Тогда Георгис снял с шеи шарф, и мы связали Сотиросу кисти рук. Потом мы приподняли его и подвесили на ветку, продернув ее в кольцо рук, как вешают корзину с оливками. Он сразу перестал сопротивляться, стих и совсем покорно и беззлобно продолжал бормотать:

— Там деревня. Вон огни. Я отдохну. Я повишу чуть-чуть, отдохну, и мы пойдем в деревню. Вон огни…

ПАМЯТЬ

В конце концов, мы сделали из этого игру: по очереди то я, то Мемос тыкали пальцем в какой-нибудь дом и говорили: «Ставлю на этот». Не только все дома в новом районе были одинаковые, но и нумерация квартир по подъездам точно такая же, как в других.

Район походил на склад холодильников — белые призмы в не очень четком порядке подпирали белое небо. В каком из них жил мой шеф — догадаться было непросто, а я куда-то сунула записку с адресом.

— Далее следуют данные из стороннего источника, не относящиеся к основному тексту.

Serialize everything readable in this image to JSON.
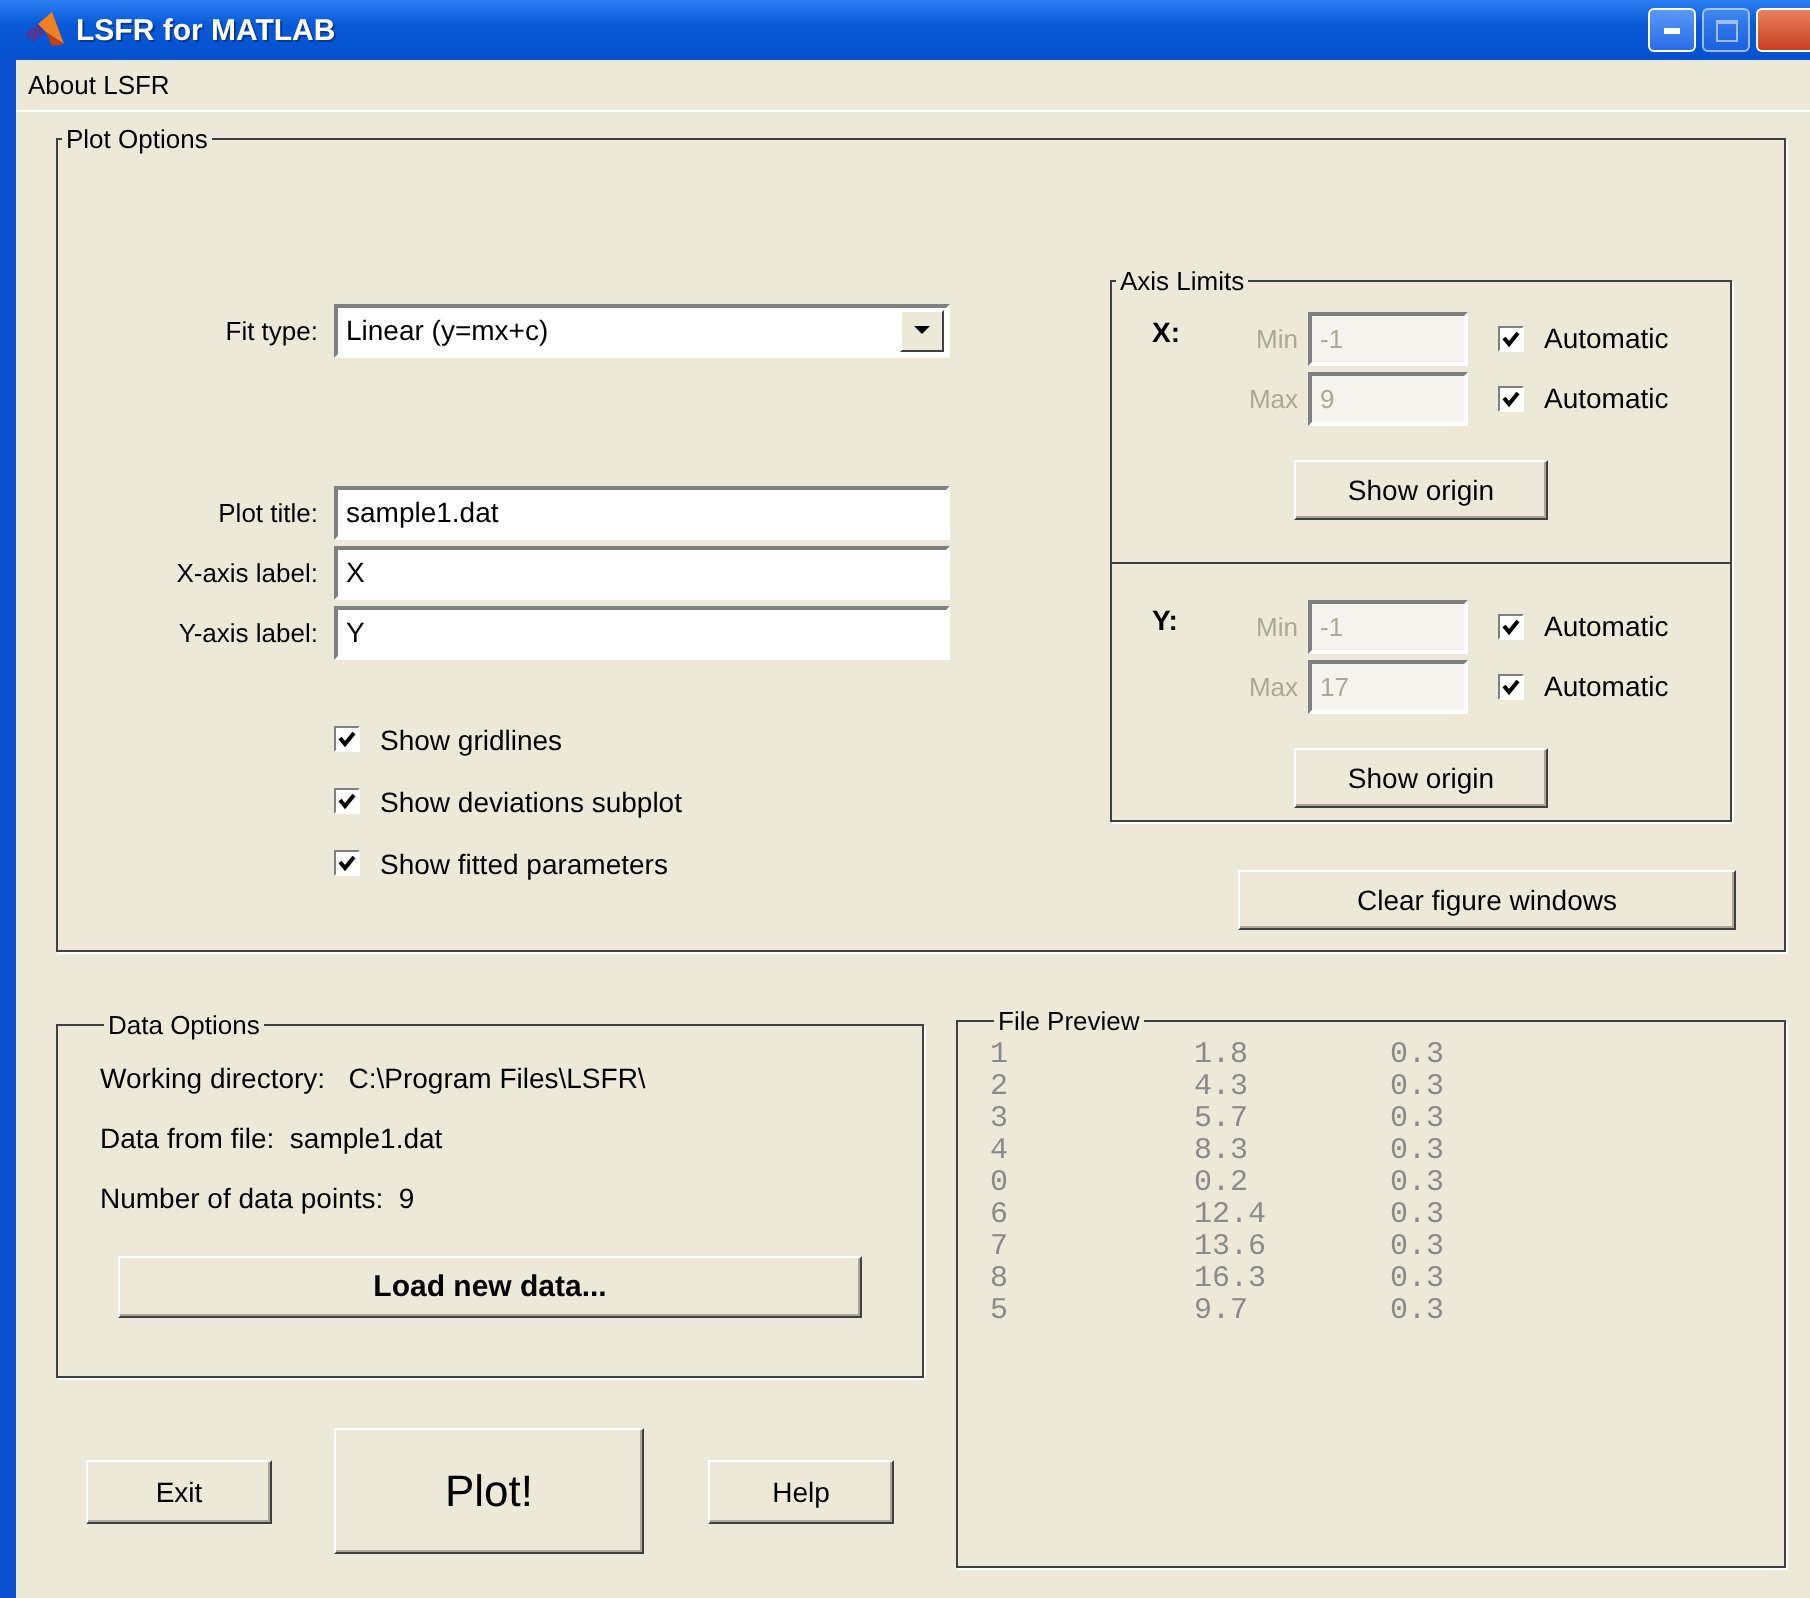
{
  "window": {
    "title": "LSFR for MATLAB"
  },
  "menu": [
    {
      "label": "About LSFR"
    }
  ],
  "plot_options": {
    "title": "Plot Options",
    "fit_type": {
      "label": "Fit type:",
      "value": "Linear (y=mx+c)"
    },
    "fields": [
      {
        "label": "Plot title:",
        "value": "sample1.dat"
      },
      {
        "label": "X-axis label:",
        "value": "X"
      },
      {
        "label": "Y-axis label:",
        "value": "Y"
      }
    ],
    "checkboxes": [
      {
        "label": "Show gridlines",
        "checked": true
      },
      {
        "label": "Show deviations subplot",
        "checked": true
      },
      {
        "label": "Show fitted parameters",
        "checked": true
      }
    ],
    "axis_limits": {
      "title": "Axis Limits",
      "axes": [
        {
          "name": "X:",
          "limits": [
            {
              "label": "Min",
              "value": "-1",
              "disabled": true,
              "automatic": {
                "label": "Automatic",
                "checked": true
              }
            },
            {
              "label": "Max",
              "value": "9",
              "disabled": true,
              "automatic": {
                "label": "Automatic",
                "checked": true
              }
            }
          ],
          "button": "Show origin"
        },
        {
          "name": "Y:",
          "limits": [
            {
              "label": "Min",
              "value": "-1",
              "disabled": true,
              "automatic": {
                "label": "Automatic",
                "checked": true
              }
            },
            {
              "label": "Max",
              "value": "17",
              "disabled": true,
              "automatic": {
                "label": "Automatic",
                "checked": true
              }
            }
          ],
          "button": "Show origin"
        }
      ]
    },
    "clear_button": "Clear figure windows"
  },
  "data_options": {
    "title": "Data Options",
    "lines": [
      {
        "label": "Working directory:",
        "value": "C:\\Program Files\\LSFR\\"
      },
      {
        "label": "Data from file:",
        "value": "sample1.dat"
      },
      {
        "label": "Number of data points:",
        "value": "9"
      }
    ],
    "load_button": "Load new data..."
  },
  "buttons": [
    {
      "label": "Exit",
      "kind": "normal"
    },
    {
      "label": "Plot!",
      "kind": "large"
    },
    {
      "label": "Help",
      "kind": "normal"
    }
  ],
  "file_preview": {
    "title": "File Preview",
    "rows": [
      [
        "1",
        "1.8",
        "0.3"
      ],
      [
        "2",
        "4.3",
        "0.3"
      ],
      [
        "3",
        "5.7",
        "0.3"
      ],
      [
        "4",
        "8.3",
        "0.3"
      ],
      [
        "0",
        "0.2",
        "0.3"
      ],
      [
        "6",
        "12.4",
        "0.3"
      ],
      [
        "7",
        "13.6",
        "0.3"
      ],
      [
        "8",
        "16.3",
        "0.3"
      ],
      [
        "5",
        "9.7",
        "0.3"
      ]
    ]
  }
}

Очередной просмотр кончился к шести часам, мы смотрели в тот день съемки по Лаосу. Мне никуда не хотелось ехать, но делать было нечего: у шефа были материалы, необходимые мне для работы, — завтра надо сдавать заметку.

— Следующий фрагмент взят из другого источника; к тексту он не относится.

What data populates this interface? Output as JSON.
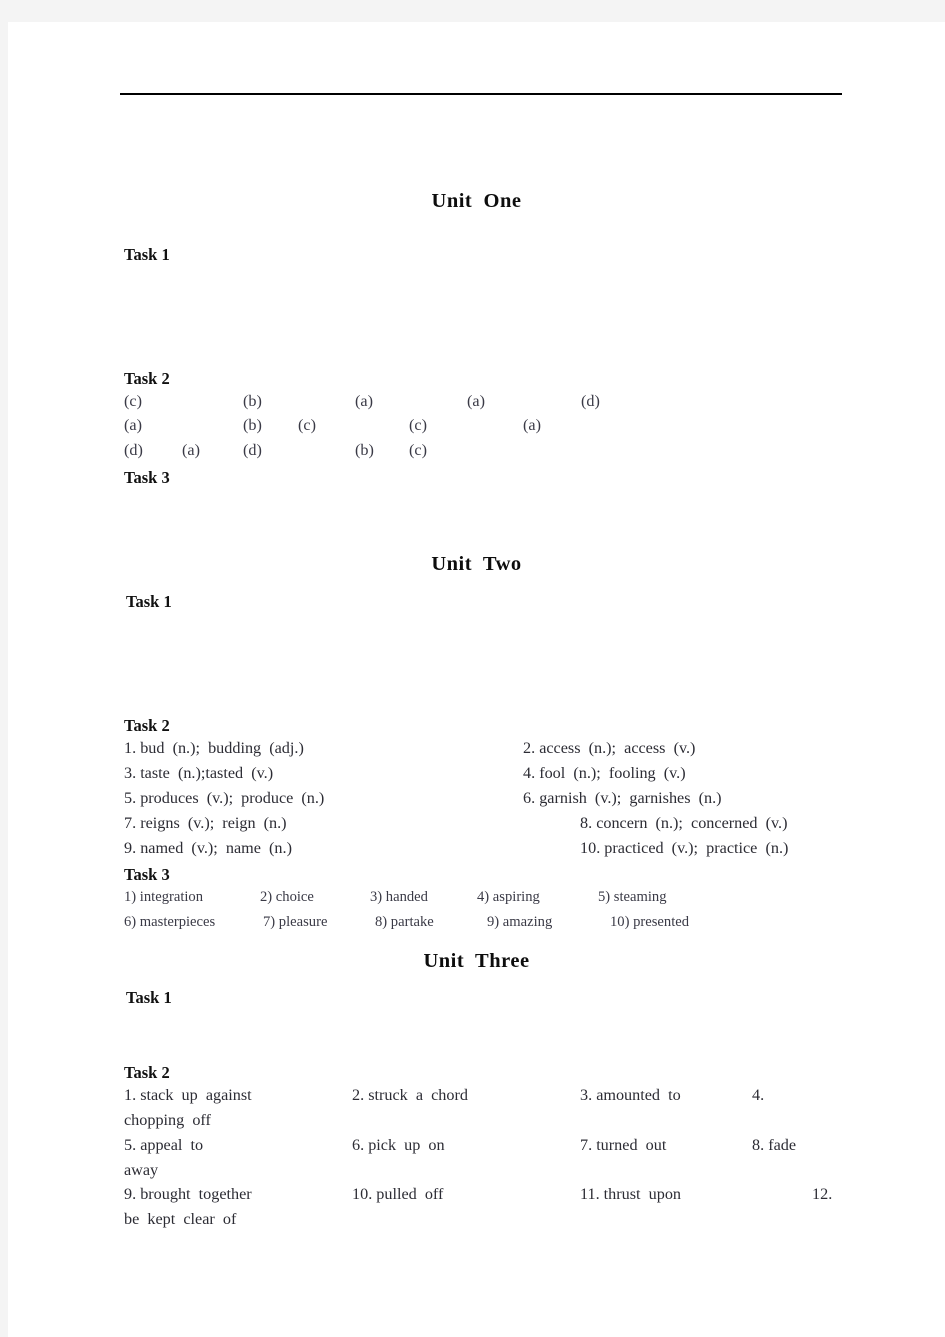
{
  "document": {
    "page_background": "#ffffff",
    "canvas_background": "#f4f4f4",
    "rule_color": "#000000"
  },
  "units": [
    {
      "heading": "Unit  One",
      "tasks": [
        {
          "label": "Task 1"
        },
        {
          "label": "Task 2"
        },
        {
          "label": "Task 3"
        }
      ],
      "task2_rows": [
        [
          "(c)",
          "(b)",
          "(a)",
          "(a)",
          "(d)"
        ],
        [
          "(a)",
          "(b)",
          "(c)",
          "(c)",
          "(a)"
        ],
        [
          "(d)",
          "(a)",
          "(d)",
          "(b)",
          "(c)"
        ]
      ]
    },
    {
      "heading": "Unit  Two",
      "tasks": [
        {
          "label": "Task 1"
        },
        {
          "label": "Task 2"
        },
        {
          "label": "Task 3"
        }
      ],
      "task2_items": [
        "1. bud  (n.);  budding  (adj.)",
        "2. access  (n.);  access  (v.)",
        "3. taste  (n.);tasted  (v.)",
        "4. fool  (n.);  fooling  (v.)",
        "5. produces  (v.);  produce  (n.)",
        "6. garnish  (v.);  garnishes  (n.)",
        "7. reigns  (v.);  reign  (n.)",
        "8. concern  (n.);  concerned  (v.)",
        "9. named  (v.);  name  (n.)",
        "10. practiced  (v.);  practice  (n.)"
      ],
      "task3_items": [
        "1) integration",
        "2) choice",
        "3) handed",
        "4) aspiring",
        "5) steaming",
        "6) masterpieces",
        "7) pleasure",
        "8) partake",
        "9) amazing",
        "10) presented"
      ]
    },
    {
      "heading": "Unit  Three",
      "tasks": [
        {
          "label": "Task 1"
        },
        {
          "label": "Task 2"
        }
      ],
      "task2_items": [
        "1. stack  up  against",
        "2. struck  a  chord",
        "3. amounted  to",
        "4.",
        "chopping  off",
        "5. appeal  to",
        "6. pick  up  on",
        "7. turned  out",
        "8. fade",
        "away",
        "9. brought  together",
        "10. pulled  off",
        "11. thrust  upon",
        "12.",
        "be  kept  clear  of"
      ]
    }
  ]
}
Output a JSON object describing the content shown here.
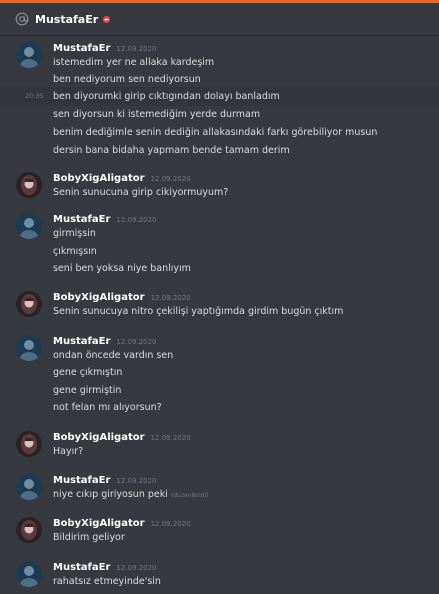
{
  "header": {
    "dm_name": "MustafaEr"
  },
  "colors": {
    "accent": "#f26522",
    "dnd": "#ed4245",
    "background": "#36393f",
    "username": "#ffffff",
    "message_text": "#dcddde",
    "muted": "#72767d"
  },
  "groups": [
    {
      "author": "MustafaEr",
      "timestamp": "12.09.2020",
      "avatar": "mustafa",
      "lines": [
        "istemedim yer ne allaka kardeşim",
        "ben nediyorum sen nediyorsun",
        "ben diyorumki girip cıktıgından dolayı banladım",
        "sen diyorsun ki istemediğim yerde durmam",
        "benim dediğimle senin dediğin allakasındaki farkı görebiliyor musun",
        "dersin bana bidaha yapmam bende tamam derim"
      ],
      "hover_time": "20:35"
    },
    {
      "author": "BobyXigAligator",
      "timestamp": "12.09.2020",
      "avatar": "boby",
      "lines": [
        "Senin sunucuna  girip cikiyormuyum?"
      ]
    },
    {
      "author": "MustafaEr",
      "timestamp": "12.09.2020",
      "avatar": "mustafa",
      "lines": [
        "girmişsin",
        "çıkmışsın",
        "seni ben yoksa niye banlıyım"
      ]
    },
    {
      "author": "BobyXigAligator",
      "timestamp": "12.09.2020",
      "avatar": "boby",
      "lines": [
        "Senin sunucuya  nitro çekilişi  yaptığımda  girdim  bugün çıktım"
      ]
    },
    {
      "author": "MustafaEr",
      "timestamp": "12.09.2020",
      "avatar": "mustafa",
      "lines": [
        "ondan öncede vardın sen",
        "gene çıkmıştın",
        "gene girmiştin",
        "not felan mı alıyorsun?"
      ]
    },
    {
      "author": "BobyXigAligator",
      "timestamp": "12.09.2020",
      "avatar": "boby",
      "lines": [
        "Hayır?"
      ]
    },
    {
      "author": "MustafaEr",
      "timestamp": "12.09.2020",
      "avatar": "mustafa",
      "lines": [
        "niye cıkıp giriyosun peki"
      ],
      "edited": "(düzenlendi)"
    },
    {
      "author": "BobyXigAligator",
      "timestamp": "12.09.2020",
      "avatar": "boby",
      "lines": [
        "Bildirim geliyor"
      ]
    },
    {
      "author": "MustafaEr",
      "timestamp": "12.09.2020",
      "avatar": "mustafa",
      "lines": [
        "rahatsız etmeyinde'sin"
      ]
    }
  ]
}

Хорошо еще, что Мемос вызвался сопровождать меня, а то блуждание среди этих керамических айсбергов было бы совсем унылым.

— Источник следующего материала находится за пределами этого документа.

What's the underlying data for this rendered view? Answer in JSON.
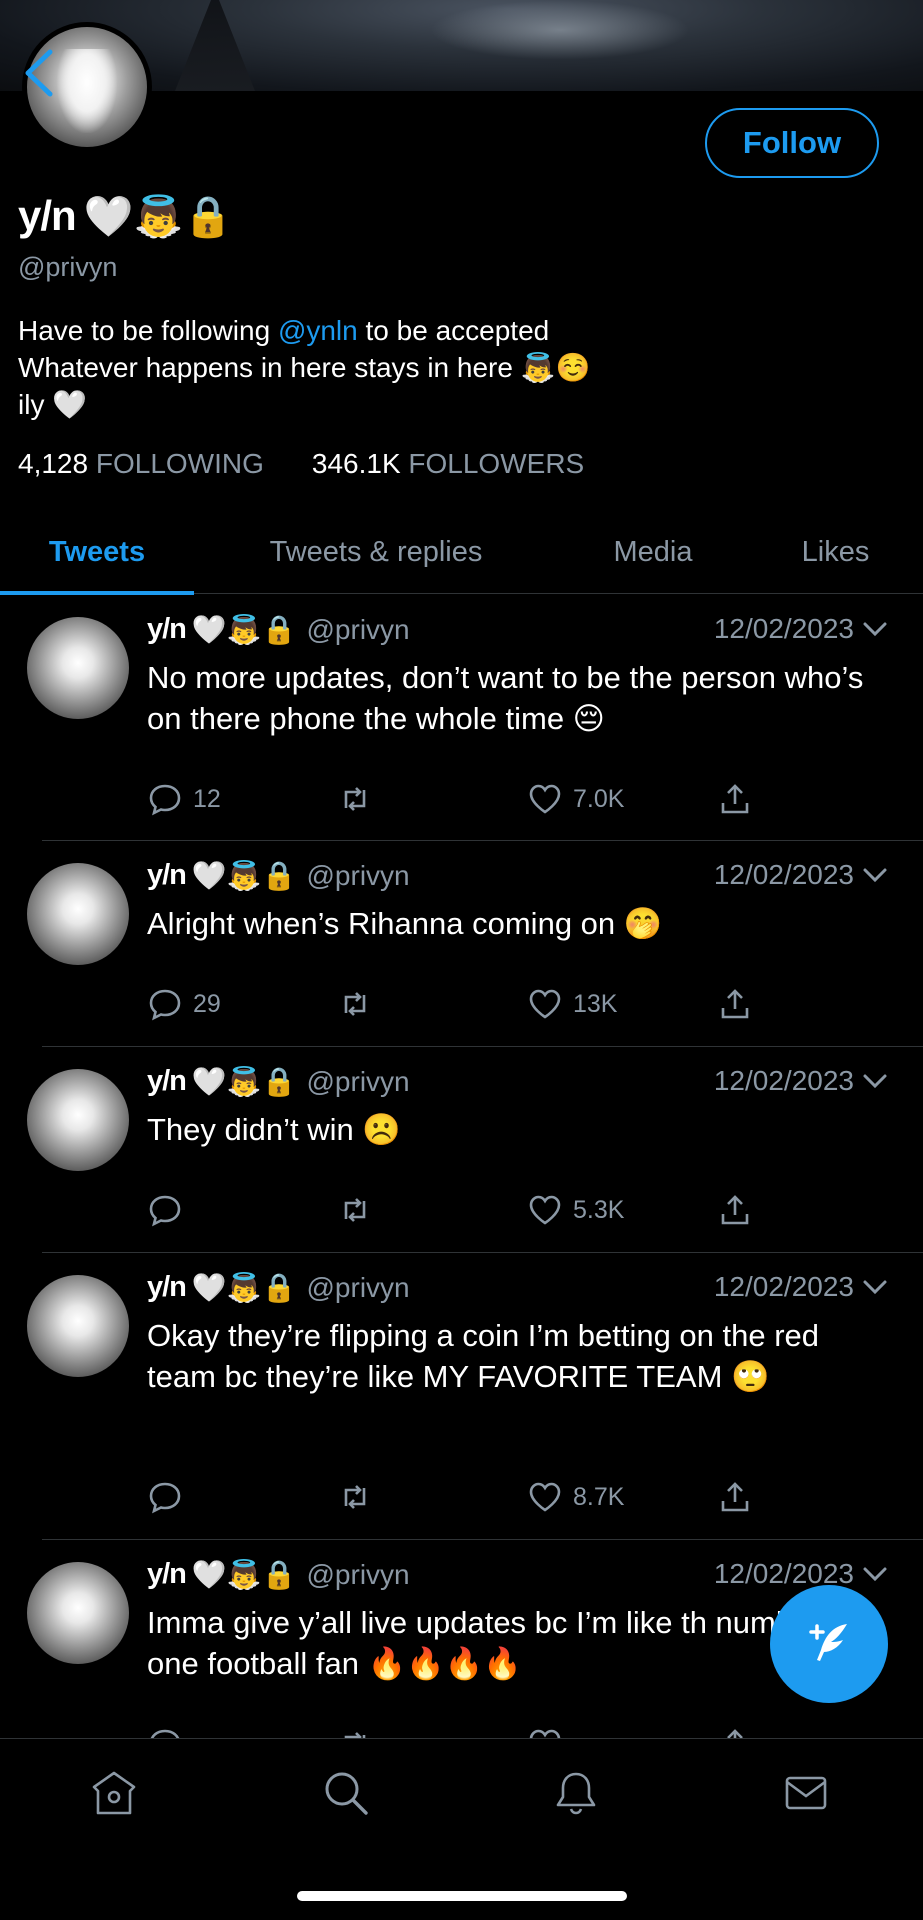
{
  "profile": {
    "display_name": "y/n",
    "name_emojis": "🤍👼🔒",
    "handle": "@privyn",
    "follow_label": "Follow",
    "bio_line1_prefix": "Have to be following ",
    "bio_line1_link": "@ynln",
    "bio_line1_suffix": " to be accepted",
    "bio_line2": "Whatever happens in here stays in here 👼☺️",
    "bio_line3": "ily 🤍",
    "following_count": "4,128",
    "following_label": "FOLLOWING",
    "followers_count": "346.1K",
    "followers_label": "FOLLOWERS"
  },
  "tabs": [
    {
      "label": "Tweets"
    },
    {
      "label": "Tweets & replies"
    },
    {
      "label": "Media"
    },
    {
      "label": "Likes"
    }
  ],
  "tweets": [
    {
      "name": "y/n",
      "emojis": "🤍👼🔒",
      "handle": "@privyn",
      "date": "12/02/2023",
      "text": "No more updates, don’t want to be the person who’s on there phone the whole time 😔",
      "replies": "12",
      "retweets": "",
      "likes": "7.0K"
    },
    {
      "name": "y/n",
      "emojis": "🤍👼🔒",
      "handle": "@privyn",
      "date": "12/02/2023",
      "text": "Alright when’s Rihanna coming on 🤭",
      "replies": "29",
      "retweets": "",
      "likes": "13K"
    },
    {
      "name": "y/n",
      "emojis": "🤍👼🔒",
      "handle": "@privyn",
      "date": "12/02/2023",
      "text": "They didn’t win ☹️",
      "replies": "",
      "retweets": "",
      "likes": "5.3K"
    },
    {
      "name": "y/n",
      "emojis": "🤍👼🔒",
      "handle": "@privyn",
      "date": "12/02/2023",
      "text": "Okay they’re flipping a coin I’m betting on the red team bc they’re like MY FAVORITE TEAM 🙄",
      "replies": "",
      "retweets": "",
      "likes": "8.7K"
    },
    {
      "name": "y/n",
      "emojis": "🤍👼🔒",
      "handle": "@privyn",
      "date": "12/02/2023",
      "text": "Imma give y’all live updates bc I’m like th number one football fan 🔥🔥🔥🔥",
      "replies": "",
      "retweets": "",
      "likes": ""
    }
  ],
  "colors": {
    "accent": "#1d9bf0",
    "muted": "#8b98a5",
    "background": "#000000"
  },
  "icons": [
    "back-arrow-icon",
    "reply-icon",
    "retweet-icon",
    "like-icon",
    "share-icon",
    "chevron-down-icon",
    "compose-icon",
    "home-icon",
    "search-icon",
    "notifications-icon",
    "messages-icon"
  ]
}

Обойдя с тыла один из кубов, мы вышли на зады стройки — туда, где, видимо, еще недавно лепились домики подмосковной деревни. Сейчас только чудом выжившие две хибарки цеплялись за откосы котлованов и рвов. Казалось, бульдозеры тут отрыли странное кладбище для деревеньки — в просторные могилы котлованов предстояло лечь избам в бревенчатых гробах собственных стен.

На одном из уцелевших домишек болталась жестяная плашка с надписью «Парикмахерская». И табличка у двери: «Работает: вторник, четверг, суббота. Выходной день — воскресенье».

Я прочла и захохотала.

— Что там написано? — спросил Мемос.

Я перевела.

— Мистика, — сказала я. — А куда они дели понедельник, среду и пятницу?

— Мистика, — сказал Мемос и тоже засмеялся.

С фасада дом-холодильник был обжит, у каждого подъезда разбит палисадник, и в зарослях золотых шаров на скамеечках сидели жильцы, как в каком-то далеком провинциальном городке, за тридевять земель от Москвы.

И у первого же подъезда мы увидели Босю. Он тоже дышал прохладой под сенью золотых шаров. Шеф — в вязаном жилете и в тапочках. Рядом с ним сидел сильно подвыпивший старикан.

— О, господин Янидис! — воскликнул Бося, обнимая руками свои полные плечи. Этим жестом он, видимо, пытался компенсировать отсутствие пиджака. — Какими судьбами?